The financial risks that must be managed prudently include:

  • level of council debt
  • commercial or entrepreneurial activities
  • management and maintenance of assets
  • management of current and future liabilities
  • changes in the structure of rates and charges.

Audit committees

All councils are required to establish audit committees. These are advisory committees that play a key role in assisting councils to fulfill their responsibilities. Their objectives include:

  • enhancing the credibility and objectivity of financial reporting
  • supporting identification and management of financial and other risks
  • ensuring compliance with laws and regulations.

The audit committee will provide advice on financial management and broader aspects of the council’s operations, particularly where compliance issues and risks are involved.

The audit committee is independent of management and acts independently from the council’s finance committee. The audit committee reports to the council and provides advice to help the council make decisions.

The audit committee should include independent members and must be chaired by an independent person. Council Chief Executive Officers and senior managers should not normally be members of the committee, although they may assist the committee by attending meetings and providing administrative support. The chair may also bring matters to council as a right, without requiring agreement by the Chief Executive Officer. This represents a further check and balance for financial probity and provides additional protection for council governance. 

Contracts and tendering

Councils may enter into contracts for goods or services or for the carrying out of works. Section 186 of the Local Government Act requires that a council must give public notice and invite tenders or expressions of interest before it enters into a contract that has a value of more than $150,000 (for purchase of goods or services) or $200,000 (for carrying out of works).

Councils are not required to accept the best tender but must demonstrate best value.

Monitoring performance

Councils regularly review progress in achieving the directions, goals and financial outcomes contained in the council plan and other strategic documents.
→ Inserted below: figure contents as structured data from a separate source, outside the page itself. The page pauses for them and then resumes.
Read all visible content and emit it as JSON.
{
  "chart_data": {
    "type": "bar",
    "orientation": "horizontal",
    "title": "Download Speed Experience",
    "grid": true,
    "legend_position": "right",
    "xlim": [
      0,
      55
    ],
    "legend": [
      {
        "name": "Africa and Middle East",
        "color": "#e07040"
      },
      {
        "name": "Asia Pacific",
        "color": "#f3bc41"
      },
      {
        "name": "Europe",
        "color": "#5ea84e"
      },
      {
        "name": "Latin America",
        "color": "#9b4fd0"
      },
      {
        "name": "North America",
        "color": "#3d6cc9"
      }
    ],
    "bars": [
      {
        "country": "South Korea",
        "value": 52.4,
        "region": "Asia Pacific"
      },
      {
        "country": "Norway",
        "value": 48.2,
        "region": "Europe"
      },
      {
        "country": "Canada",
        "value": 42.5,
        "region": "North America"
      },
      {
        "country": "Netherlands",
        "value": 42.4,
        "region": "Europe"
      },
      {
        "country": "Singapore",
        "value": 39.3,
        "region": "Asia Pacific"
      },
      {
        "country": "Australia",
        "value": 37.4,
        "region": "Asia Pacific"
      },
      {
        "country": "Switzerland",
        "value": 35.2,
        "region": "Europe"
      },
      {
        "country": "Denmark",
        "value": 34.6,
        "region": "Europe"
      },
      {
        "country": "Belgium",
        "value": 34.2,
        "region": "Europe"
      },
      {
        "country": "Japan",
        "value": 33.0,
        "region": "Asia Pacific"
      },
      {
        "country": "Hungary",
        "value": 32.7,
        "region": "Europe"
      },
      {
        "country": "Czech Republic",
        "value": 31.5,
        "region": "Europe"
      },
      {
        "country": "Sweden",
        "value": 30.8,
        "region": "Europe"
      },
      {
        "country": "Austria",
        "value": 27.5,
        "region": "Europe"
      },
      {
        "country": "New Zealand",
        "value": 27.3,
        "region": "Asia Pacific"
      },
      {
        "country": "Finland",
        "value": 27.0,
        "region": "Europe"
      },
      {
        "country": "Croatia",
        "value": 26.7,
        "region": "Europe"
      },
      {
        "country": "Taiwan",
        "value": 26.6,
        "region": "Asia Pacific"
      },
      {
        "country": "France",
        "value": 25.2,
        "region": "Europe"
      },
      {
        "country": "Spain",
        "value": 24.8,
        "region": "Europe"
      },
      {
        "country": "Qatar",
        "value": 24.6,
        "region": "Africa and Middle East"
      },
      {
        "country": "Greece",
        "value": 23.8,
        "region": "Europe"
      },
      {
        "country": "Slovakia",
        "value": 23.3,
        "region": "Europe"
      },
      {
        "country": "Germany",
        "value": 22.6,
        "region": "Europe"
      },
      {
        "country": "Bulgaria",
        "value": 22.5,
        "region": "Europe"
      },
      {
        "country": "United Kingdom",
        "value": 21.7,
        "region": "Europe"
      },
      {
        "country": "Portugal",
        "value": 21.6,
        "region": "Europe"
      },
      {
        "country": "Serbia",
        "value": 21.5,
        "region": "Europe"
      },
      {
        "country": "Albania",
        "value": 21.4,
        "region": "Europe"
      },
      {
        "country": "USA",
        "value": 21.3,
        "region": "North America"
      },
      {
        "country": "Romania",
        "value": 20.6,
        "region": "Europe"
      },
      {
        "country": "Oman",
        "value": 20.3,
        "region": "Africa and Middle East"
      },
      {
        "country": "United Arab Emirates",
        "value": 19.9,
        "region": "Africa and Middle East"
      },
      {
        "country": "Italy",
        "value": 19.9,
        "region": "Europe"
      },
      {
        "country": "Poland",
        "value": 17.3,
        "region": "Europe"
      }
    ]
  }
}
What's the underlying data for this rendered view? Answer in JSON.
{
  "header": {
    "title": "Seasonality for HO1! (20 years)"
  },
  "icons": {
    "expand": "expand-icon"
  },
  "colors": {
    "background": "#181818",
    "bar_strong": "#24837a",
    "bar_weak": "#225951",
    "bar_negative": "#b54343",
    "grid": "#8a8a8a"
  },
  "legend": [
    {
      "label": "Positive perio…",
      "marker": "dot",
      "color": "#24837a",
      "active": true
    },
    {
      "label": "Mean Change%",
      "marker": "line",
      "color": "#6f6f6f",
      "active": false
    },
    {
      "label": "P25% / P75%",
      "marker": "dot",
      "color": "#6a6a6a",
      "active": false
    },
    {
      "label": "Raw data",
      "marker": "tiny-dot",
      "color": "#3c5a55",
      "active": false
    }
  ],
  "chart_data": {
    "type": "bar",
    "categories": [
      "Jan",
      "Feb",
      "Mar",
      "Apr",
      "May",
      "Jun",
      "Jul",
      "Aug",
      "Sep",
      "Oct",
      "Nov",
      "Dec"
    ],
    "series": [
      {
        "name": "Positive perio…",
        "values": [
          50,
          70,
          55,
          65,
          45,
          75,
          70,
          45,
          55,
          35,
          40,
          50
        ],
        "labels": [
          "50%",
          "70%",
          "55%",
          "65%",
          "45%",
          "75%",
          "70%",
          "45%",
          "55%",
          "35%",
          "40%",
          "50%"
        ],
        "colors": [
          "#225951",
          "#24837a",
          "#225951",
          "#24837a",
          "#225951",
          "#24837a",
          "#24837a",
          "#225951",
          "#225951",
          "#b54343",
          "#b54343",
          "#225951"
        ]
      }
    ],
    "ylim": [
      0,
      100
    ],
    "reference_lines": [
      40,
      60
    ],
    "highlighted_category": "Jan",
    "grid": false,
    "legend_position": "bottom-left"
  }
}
The results of these reviews can have an important impact on future council decisions.

The Act requires that at least once a year a council must consider whether its four- year council plan requires any adjustment. The public must be consulted about any changes to the council plan.

Regular financial reports form an important part of any monitoring system. The Local Government Act requires that the Chief Executive Officer must ensure that the council is presented with a statement comparing the actual revenue and expenditure for the financial year with the budget at least quarterly. These financial reports are presented at a council meeting and enable a council to make any adjustments it needs to its annual program.

Each council must appoint an internal audit committee to provide ongoing advice about its financial systems and approach, risk management and compliance with relevant legislation. An external auditor also conducts an annual audit of a council’s finances.

The Chief Executive Officer has a vital role in setting up reporting systems to enable the council to monitor its progress and take any action needed to maintain progress towards its agreed outcomes.

Entrepreneurial activities

The Local Government Act gives councils the power to engage in various types of enterprises - for example, becoming a member of a corporation or partnership, or participating in a joint venture with another body.

The Act places certain requirements on councils to ensure the proper management of risks in such cases. Councils must consider a formal risk assessment report from a suitably qualified person before approving any such venture where the total risk exceeds $100,000 or 1% of council's rate revenue.

If the total risk exceeds $500,000 or 5% of rates income, the council must also obtain the approval of the Minister for Local Government, and if it exceeds $5 million, the Treasurer’s approval is also required.